Solomon had been widely tipped to succeed Mansbridge at the CBC’s flagship nightly newscast, and although Balsillie had never appeared on his program and Carney’s appearances had apparently occurred before Solomon’s ill-fated foray into the art world, he was fired almost immediately.
The sordid details of the allegations against Jian Ghomeshi, currently on trial for multiple counts of sexual assault, became public in October 2014 thanks to the investigations by Brown and the Toronto Star’s Kevin Donovan. To get ahead of the story, Ghomeshi went to CBC brass to show them a video that reportedly showed a woman with bruises and a cracked rib because of what he said were consensual sexual activities, and he was fired later that day. In a since-deleted Facebook posting, Ghomeshi said the move was in “good faith” to show that he had nothing to hide.

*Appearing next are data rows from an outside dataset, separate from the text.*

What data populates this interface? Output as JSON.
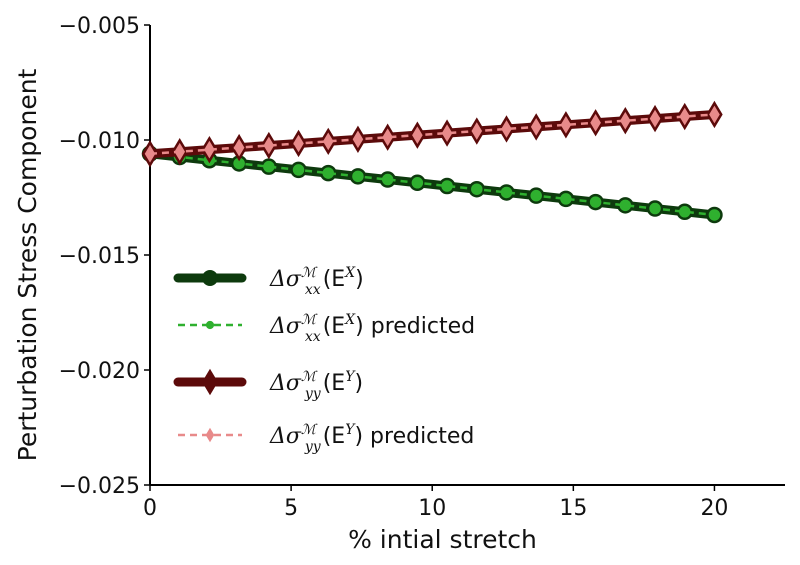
{
  "chart_data": {
    "type": "line",
    "xlabel": "% intial stretch",
    "ylabel": "Perturbation Stress Component",
    "xlim": [
      0,
      22.5
    ],
    "ylim": [
      -0.025,
      -0.005
    ],
    "xticks": [
      0,
      5,
      10,
      15,
      20
    ],
    "xtick_labels": [
      "0",
      "5",
      "10",
      "15",
      "20"
    ],
    "yticks": [
      -0.005,
      -0.01,
      -0.015,
      -0.02,
      -0.025
    ],
    "ytick_labels": [
      "−0.005",
      "−0.010",
      "−0.015",
      "−0.020",
      "−0.025"
    ],
    "grid": false,
    "legend_position": "lower-left",
    "x": [
      0,
      1.053,
      2.105,
      3.158,
      4.211,
      5.263,
      6.316,
      7.368,
      8.421,
      9.474,
      10.526,
      11.579,
      12.632,
      13.684,
      14.737,
      15.789,
      16.842,
      17.895,
      18.947,
      20
    ],
    "series": [
      {
        "name": "Δσxx(EX)",
        "legend_label": "Δσ",
        "legend_sub": "xx",
        "legend_sup": "ℳ",
        "legend_arg": "(E",
        "legend_arg_sup": "X",
        "legend_close": ")",
        "legend_suffix": "",
        "style": "solid",
        "marker": "circle",
        "color": "#0d3a0d",
        "fill": "#2fb02f",
        "values": [
          -0.0106,
          -0.01074,
          -0.01088,
          -0.01102,
          -0.01116,
          -0.0113,
          -0.01144,
          -0.01158,
          -0.01172,
          -0.01186,
          -0.012,
          -0.01214,
          -0.01228,
          -0.01242,
          -0.01256,
          -0.0127,
          -0.01284,
          -0.01298,
          -0.01312,
          -0.01326
        ]
      },
      {
        "name": "Δσxx(EX) predicted",
        "legend_label": "Δσ",
        "legend_sub": "xx",
        "legend_sup": "ℳ",
        "legend_arg": "(E",
        "legend_arg_sup": "X",
        "legend_close": ")",
        "legend_suffix": " predicted",
        "style": "dashed",
        "marker": "circle",
        "color": "#2fb02f",
        "fill": "#2fb02f",
        "values": [
          -0.0106,
          -0.01074,
          -0.01088,
          -0.01102,
          -0.01116,
          -0.0113,
          -0.01144,
          -0.01158,
          -0.01172,
          -0.01186,
          -0.012,
          -0.01214,
          -0.01228,
          -0.01242,
          -0.01256,
          -0.0127,
          -0.01284,
          -0.01298,
          -0.01312,
          -0.01326
        ]
      },
      {
        "name": "Δσyy(EY)",
        "legend_label": "Δσ",
        "legend_sub": "yy",
        "legend_sup": "ℳ",
        "legend_arg": "(E",
        "legend_arg_sup": "Y",
        "legend_close": ")",
        "legend_suffix": "",
        "style": "solid",
        "marker": "diamond",
        "color": "#5c0a0a",
        "fill": "#e88a8a",
        "values": [
          -0.0106,
          -0.01051,
          -0.01042,
          -0.01033,
          -0.01024,
          -0.01015,
          -0.01006,
          -0.00997,
          -0.00988,
          -0.00979,
          -0.0097,
          -0.00961,
          -0.00952,
          -0.00943,
          -0.00934,
          -0.00925,
          -0.00916,
          -0.00907,
          -0.00898,
          -0.00889
        ]
      },
      {
        "name": "Δσyy(EY) predicted",
        "legend_label": "Δσ",
        "legend_sub": "yy",
        "legend_sup": "ℳ",
        "legend_arg": "(E",
        "legend_arg_sup": "Y",
        "legend_close": ")",
        "legend_suffix": " predicted",
        "style": "dashed",
        "marker": "diamond",
        "color": "#e88a8a",
        "fill": "#e88a8a",
        "values": [
          -0.0106,
          -0.01051,
          -0.01042,
          -0.01033,
          -0.01024,
          -0.01015,
          -0.01006,
          -0.00997,
          -0.00988,
          -0.00979,
          -0.0097,
          -0.00961,
          -0.00952,
          -0.00943,
          -0.00934,
          -0.00925,
          -0.00916,
          -0.00907,
          -0.00898,
          -0.00889
        ]
      }
    ]
  }
}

Since then, at least eight women have come forward with stories of violence or abuse suffered at the hands of Ghomeshi, from beatings and rape to sexual harassment at work. Actress Lucy DeCouture went public where her story of being violently choked and slapped by Ghomeshi. The workplace environment at his radio show, Q, was revealed to be deeply toxic, and an independent report found CBC management failed multiple times to address staff complaints or rein in his abusive behaviour. The report’s authors, lawyers Janice Rubin and Parisa Nikfarjam, went so far as to suggest that by their inaction CBC management was condoning his “disrespectful and abusive conduct.” The CBC apologized for its actions, fired two executives implicated by the report, and pledged workplace reforms, including the launch of a tip line for workplace bullying and harassment.
Ghomeshi has hidden himself from the public eye since the full story of his allegations has come to light. He pleaded not guilty to four charges of sexual assault and one count of overcoming resistance by choking earlier this month.
Brown told the Guardian that the CBC’s system of focusing attention on a few stars, highlighting them in its national advertising campaigns and plastering two-storey high promotional shots outside its Toronto headquarters, was at the root of the problem.
“When you create these celebrities, you create monsters.”